Degout works on the repertoire of "lied" and the French melodie with Ruben Lifschitz and performs regularly in recital with pianists Hélène Lucas, Simon Lepper, Michaël Guido, Alain Planès and Cédric Tiberghien in Paris, Lyon, Montpellier, Toulouse, Bordeaux, Strasbourg, Rouen, Grenoble, Lille, Nantes, Tours, Brussels, London, Edinburg, Berlin, Francfurt, Amsterdam, Venice, Rome, Vienna, New York and Chicago. He has recorded a first disc Mélodie for the Naïve Records label.

He has been represented since the beginning of his career by Peter Wiggins, Sofia Surgutchowa and Myriam Gamichon within IMG Artists, Paris.

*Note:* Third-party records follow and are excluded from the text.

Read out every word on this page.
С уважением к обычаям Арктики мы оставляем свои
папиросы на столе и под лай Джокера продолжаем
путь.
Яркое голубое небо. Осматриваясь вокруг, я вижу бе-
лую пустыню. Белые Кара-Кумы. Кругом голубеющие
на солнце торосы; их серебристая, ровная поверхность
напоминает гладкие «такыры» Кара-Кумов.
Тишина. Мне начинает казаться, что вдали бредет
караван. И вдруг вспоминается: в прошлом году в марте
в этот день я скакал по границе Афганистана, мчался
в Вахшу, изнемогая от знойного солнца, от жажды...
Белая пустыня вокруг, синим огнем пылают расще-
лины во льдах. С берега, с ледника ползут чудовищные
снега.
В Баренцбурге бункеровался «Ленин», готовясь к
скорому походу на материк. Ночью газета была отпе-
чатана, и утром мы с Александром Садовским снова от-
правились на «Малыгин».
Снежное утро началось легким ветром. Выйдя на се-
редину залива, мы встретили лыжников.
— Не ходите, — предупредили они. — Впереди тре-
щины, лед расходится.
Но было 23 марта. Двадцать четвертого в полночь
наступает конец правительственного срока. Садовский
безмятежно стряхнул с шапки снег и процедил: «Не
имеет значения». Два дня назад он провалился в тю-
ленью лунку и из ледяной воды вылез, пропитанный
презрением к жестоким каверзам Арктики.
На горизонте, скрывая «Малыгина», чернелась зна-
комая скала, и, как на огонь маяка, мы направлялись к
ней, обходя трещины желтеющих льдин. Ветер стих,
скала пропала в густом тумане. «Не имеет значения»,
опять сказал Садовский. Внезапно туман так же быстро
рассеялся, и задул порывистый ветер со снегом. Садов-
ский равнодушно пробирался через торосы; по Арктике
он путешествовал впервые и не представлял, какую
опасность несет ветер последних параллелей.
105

Alongside filmed versions of L'Orfeo (2007), La Bohème (2008, voice only), and Faust (2019), he appeared in the funeral scene of a 2013 film Grand départ singing "O du, mein holder Abendstern".

=== Prizes ===
- 2012: Lyric artist of the year of the Victoires de la musique classique
- 2006: Gabriel Dussurget Prize, Aix-en-Provence Festival
- 2002: Second prize in the Placido Domingo competition/Operalia
- 1998: Fifth prize in the France Télécom competition "Les Voix nouvelles"

=== Distinction ===
- 24 September 2012: Named chevalier in the ordre des Arts et des Lettres

== Repertoire (opera, recital and oratorio) ==
- Johann Sebastian Bach: Jesus, St Matthew Passion
- Hector Berlioz: Claudio, Béatrice et Bénédict; Chorèbe, Les Troyens
- Benjamin Britten: Junius, The Rape of Lucretia; Novice’s friend, Billy Budd; Sid, Albert Herring
- Philippe Boesmans: Ori, Au monde (premiere 2014); The director of the troupe, Pinocchio (premiere 2017)
- Johannes Brahms: Requiem
- Marc-Antoine Charpentier: Oronte, Médée
- Ernest Chausson: Poème de l'amour et de la mer
- Francesco Bartolomeo Conti: Don Chisciotte, Don Chisciotte in Sierra Morena
- François Couperin: Ariane Consolée par Bacchus
- Claude Debussy: Pelléas, Golaud, Pelléas et Mélisande
- Gabriel Fauré: Requiem
- Christoph Willibald Ritter von Gluck: Oreste, Iphigénie en Tauride; Le Grand Prêtre et Herlcule, Alceste
- Charles Gounod: Mercutio, Roméo et Juliette
- Joseph Haydn: Orlando, Orlando Paladino
- Erich Wolfgang Korngold: Franck et Fritz, Die tote Stadt
- Ruggero Leoncavallo: Silvio, Pagliacci
- Gustav Mahler: des Knaben Wunderhorn, Kindertotenlieder
- Jules Massenet: Albert, Werther
- Felix Mendelssohn: Elijah, Elijah
- Benoît Mernier: The Prince, La Dispute (premiere)
- Olivier Messiaen: Frère Léon, Saint François d'Assise
- Claudio Monteverdi: Orfeo, L'Orfeo ; Ulisse, Il ritorno d'Ulisse in patria
- Mozart: Papageno, Die Zauberflöte; Guglielmo, Così fan tutte; Conte Almaviva, Le Nozze di Figaro; Don Giovanni, Don Giovanni
- Jacques Offenbach: Jupiter, Orphée aux Enfers
- Giacomo Puccini: Schaunard, La Bohème
- Jean-Philippe Rameau: Borilée and Adamas, Les Boréades; Adario, les Indes Galantes; Thésée, Hippolyte et Aricie
- Maurice Ravel: l’Horloge et le Chat, L'Enfant et les Sortilèges
- Gioachino Rossini: Dandini, La Cenerentola; Raimbaud, Le Comte Ory
- Johann Strauss II: Gabriel von Eisenstein, La Chauve-Souris
- Richard Strauss: Harlekin, Ariadne auf Naxos
- Ambroise Thomas: Hamlet, Hamlet
- Richard Wagner: Wolfram von Eschenbach, Tannhäuser
- Mélodies and Lieder by Hector Berlioz, Johannes Brahms, Ernest Chausson, Claude Debussy, Henri Duparc, Gabriel Fauré, Franz Liszt, Gustav Mahler, Francis Poulenc, Maurice Ravel, Franz Schubert, Robert Schumann, Richard Strauss, Hugo Wolf.